Надо мной Кип, небо и звезды.
— Эмили — укротительница львов, — шепчет он, и мы целуемся.
Медвежья шкура гораздо мягче.
Глава 19 ЕГО ВЕЛИЧЕСТВО О…
— И все-таки я не понимаю, — возмущаюсь я, — зачем столько шума вокруг потери девственности?
Сквозь слабый треск на международной телефонной линии я слышу, как Джордан прожевывает очередную ложку сухого завтрака.
— В смысле, в то время как настоящая веха — это оргазм? — спрашивает она без особой радости в голосе.
Кейт уехала на съемки, а мне просто необходимо с кем-то поговорить. Дожидаться утра в округе Колумбия — настоящая пытка. К несчастью Джордан, я позвонила ей в 7.50 утра. Субботы. И хочу поговорить об оргазмах.
Я не унимаюсь. Я топчусь в телефонной будке.
— Вот-вот! То есть да, мужчины кончают почти всегда, но разве мы, женщины, не должны уделять больше внимания своему первому оргазму с мужчиной? Оргазму… Своей оргазменности, — говорю я, пробуя на вкус новое словечко.

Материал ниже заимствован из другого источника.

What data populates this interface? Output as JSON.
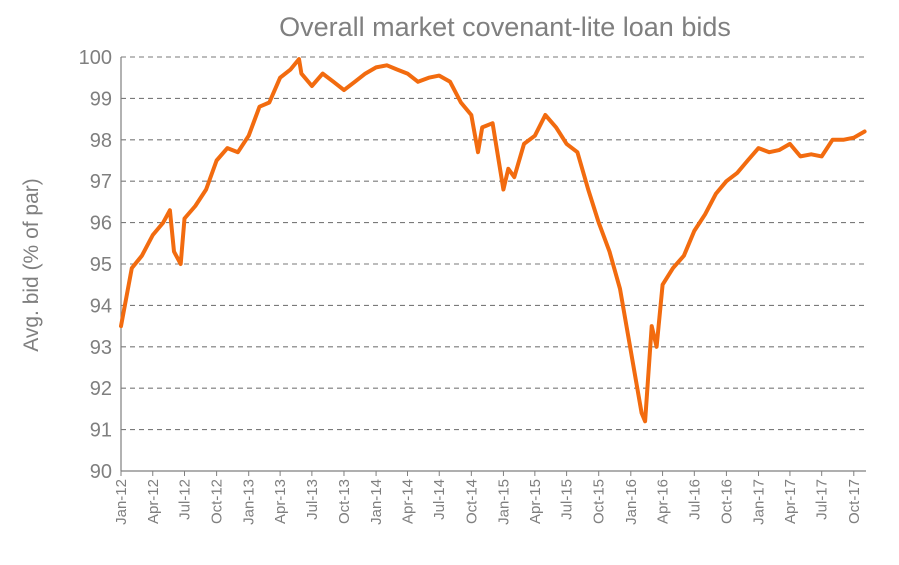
{
  "chart_data": {
    "type": "line",
    "title": "Overall market covenant-lite loan bids",
    "xlabel": "",
    "ylabel": "Avg. bid (% of par)",
    "ylim": [
      90,
      100
    ],
    "yticks": [
      "90",
      "91",
      "92",
      "93",
      "94",
      "95",
      "96",
      "97",
      "98",
      "99",
      "100"
    ],
    "xtick_labels": [
      "Jan-12",
      "Apr-12",
      "Jul-12",
      "Oct-12",
      "Jan-13",
      "Apr-13",
      "Jul-13",
      "Oct-13",
      "Jan-14",
      "Apr-14",
      "Jul-14",
      "Oct-14",
      "Jan-15",
      "Apr-15",
      "Jul-15",
      "Oct-15",
      "Jan-16",
      "Apr-16",
      "Jul-16",
      "Oct-16",
      "Jan-17",
      "Apr-17",
      "Jul-17",
      "Oct-17"
    ],
    "grid": "horizontal dashed",
    "color": "#f26b0f",
    "series": [
      {
        "x": [
          "2012-01",
          "2012-02",
          "2012-03",
          "2012-04",
          "2012-05",
          "2012-05-20",
          "2012-06",
          "2012-06-20",
          "2012-07",
          "2012-08",
          "2012-09",
          "2012-10",
          "2012-11",
          "2012-12",
          "2013-01",
          "2013-02",
          "2013-03",
          "2013-04",
          "2013-05",
          "2013-05-25",
          "2013-06",
          "2013-07",
          "2013-08",
          "2013-09",
          "2013-10",
          "2013-11",
          "2013-12",
          "2014-01",
          "2014-02",
          "2014-03",
          "2014-04",
          "2014-05",
          "2014-06",
          "2014-07",
          "2014-08",
          "2014-09",
          "2014-10",
          "2014-10-20",
          "2014-11",
          "2014-12",
          "2015-01",
          "2015-01-15",
          "2015-02",
          "2015-03",
          "2015-04",
          "2015-05",
          "2015-06",
          "2015-07",
          "2015-08",
          "2015-09",
          "2015-10",
          "2015-11",
          "2015-12",
          "2016-01",
          "2016-02",
          "2016-02-11",
          "2016-03",
          "2016-03-15",
          "2016-04",
          "2016-05",
          "2016-06",
          "2016-07",
          "2016-08",
          "2016-09",
          "2016-10",
          "2016-11",
          "2016-12",
          "2017-01",
          "2017-02",
          "2017-03",
          "2017-04",
          "2017-05",
          "2017-06",
          "2017-07",
          "2017-08",
          "2017-09",
          "2017-10",
          "2017-11"
        ],
        "values": [
          93.5,
          94.9,
          95.2,
          95.7,
          96.0,
          96.3,
          95.3,
          95.0,
          96.1,
          96.4,
          96.8,
          97.5,
          97.8,
          97.7,
          98.1,
          98.8,
          98.9,
          99.5,
          99.7,
          99.95,
          99.6,
          99.3,
          99.6,
          99.4,
          99.2,
          99.4,
          99.6,
          99.75,
          99.8,
          99.7,
          99.6,
          99.4,
          99.5,
          99.55,
          99.4,
          98.9,
          98.6,
          97.7,
          98.3,
          98.4,
          96.8,
          97.3,
          97.1,
          97.9,
          98.1,
          98.6,
          98.3,
          97.9,
          97.7,
          96.8,
          96.0,
          95.3,
          94.4,
          92.9,
          91.4,
          91.2,
          93.5,
          93.0,
          94.5,
          94.9,
          95.2,
          95.8,
          96.2,
          96.7,
          97.0,
          97.2,
          97.5,
          97.8,
          97.7,
          97.75,
          97.9,
          97.6,
          97.65,
          97.6,
          98.0,
          98.0,
          98.05,
          98.2
        ]
      }
    ]
  }
}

Джордан глотает, а потом вздыхает.
— Ладно, отставляя в сторону проблему беременности, оргазменность — это то, что ты приобретаешь, а не теряешь?
— Совершенно верно! Это нечто позитивное и гораздо ближе к правде! Я только что приобрела оргазменность! — объявляю я, причем не только Джордан: все лондонцы в округе замирают и наклоняют голову, словно услышали двенадцатичасовой свисток на обед. — Мне как будто открылся целый новый мир. Мир удовольствия, радости, удовольствия…
— Ты уже говорила: «удовольствия».
— …мир, где происходит только хорошее, снова и снова, каждый час!
— Боже, Эмма Ли, да сколько у тебя было оргазмов?